Saturday, 28 March 2015

Dave Hughes in Pumped, 27 March 2015 ***1/2


Comedy Theatre, until 19 April 2015 
Melbourne Comedy Festival
Reviewer: Kate Herbert 
Stars: ***1/2
Review also published in Herald Sun online today, Sat 28 March. KH

Employing his own brand of feigned oafishness, Dave Hughes purposely stammers and bumbles his way through a routine about familiar and predictable topics including family, fame, travel and fans.


After teasing the front rows of the audience and taunting the latecomers, he slams Jetstar for its appalling treatment of him and vows to spend the next 10 years bagging them – a plan that garners feverish applause.

He has a red-hot go at the pseudo-celebrities on reality TV, the Bombers and their drug scandals and The Gold Coast for its Bogans with their sleeve tattoos.

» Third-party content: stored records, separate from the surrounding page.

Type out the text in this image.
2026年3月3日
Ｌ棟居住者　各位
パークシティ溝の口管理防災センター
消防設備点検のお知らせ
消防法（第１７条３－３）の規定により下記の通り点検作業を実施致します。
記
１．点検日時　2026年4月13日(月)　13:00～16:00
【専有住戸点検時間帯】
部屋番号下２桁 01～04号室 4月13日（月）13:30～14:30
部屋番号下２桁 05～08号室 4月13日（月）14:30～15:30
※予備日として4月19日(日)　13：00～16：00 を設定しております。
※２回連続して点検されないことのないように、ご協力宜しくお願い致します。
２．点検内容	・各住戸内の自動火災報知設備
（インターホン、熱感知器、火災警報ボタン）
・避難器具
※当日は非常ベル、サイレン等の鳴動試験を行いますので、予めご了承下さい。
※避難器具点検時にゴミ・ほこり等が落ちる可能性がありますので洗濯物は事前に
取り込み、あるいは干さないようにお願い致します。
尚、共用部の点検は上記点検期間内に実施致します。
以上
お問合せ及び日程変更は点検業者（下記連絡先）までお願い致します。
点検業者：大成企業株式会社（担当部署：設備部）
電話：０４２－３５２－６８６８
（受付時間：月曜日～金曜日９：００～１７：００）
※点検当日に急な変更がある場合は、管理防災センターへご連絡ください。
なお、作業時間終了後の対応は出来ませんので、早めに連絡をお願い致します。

He trades on his raddled looks that make him appear as if he has gone three rounds with a bottle of Jim Beam and a prize fighter, although Hughes is totally clean living – he says.

He vigorously attacks his targets first, then retreats, laughs and apologises with studied, insincere sincerity.

To pacify his audience after his irate rants, he peppers his hour of stand-up with the repeated phrases, “You’re a great crowd. Never forget it”, and “Good on you. Good on me. Good on them.”

In comedy, repetition is your friend. Repetition is your friend.

Hughsey’s delivery is slightly slurred and deliberately messy as he pays out on Jamie Oliver, One Direction and the anonymous critics of his appearances on The Footy Show.

He declares his love of fish and chips and how he associates that old-fashioned, fast food with Friday nights – very 1960s of him – and he reincorporates this passion for fried fish frequently throughout his routine.

Tales of being bailed up by fans in public, being heckled on the street, being recognised by hookers and followed by surly beggars provide some good laughs.

He slings some barbs at real estate agents, celebrates the Middle Eastern Shisha pipe and muses over the London Underground.

Bags of material come from his family, the travails of flying to the USA with three kids under 5, being the target of kid-haters on the plane, the perils of driving in LA and the kids’ shenanigans in the pool at their hotel.

Hughsey bravely confesses his relief at being on the road as a solo comedian and reveals his wife’s understandable resentment of his freedom when she is at home wrangling the kids.

Although some of his material lacks the pay-off at the end of a joke or feels a little undercooked, Hughes has a strong following and gets the crowd laughing for an hour.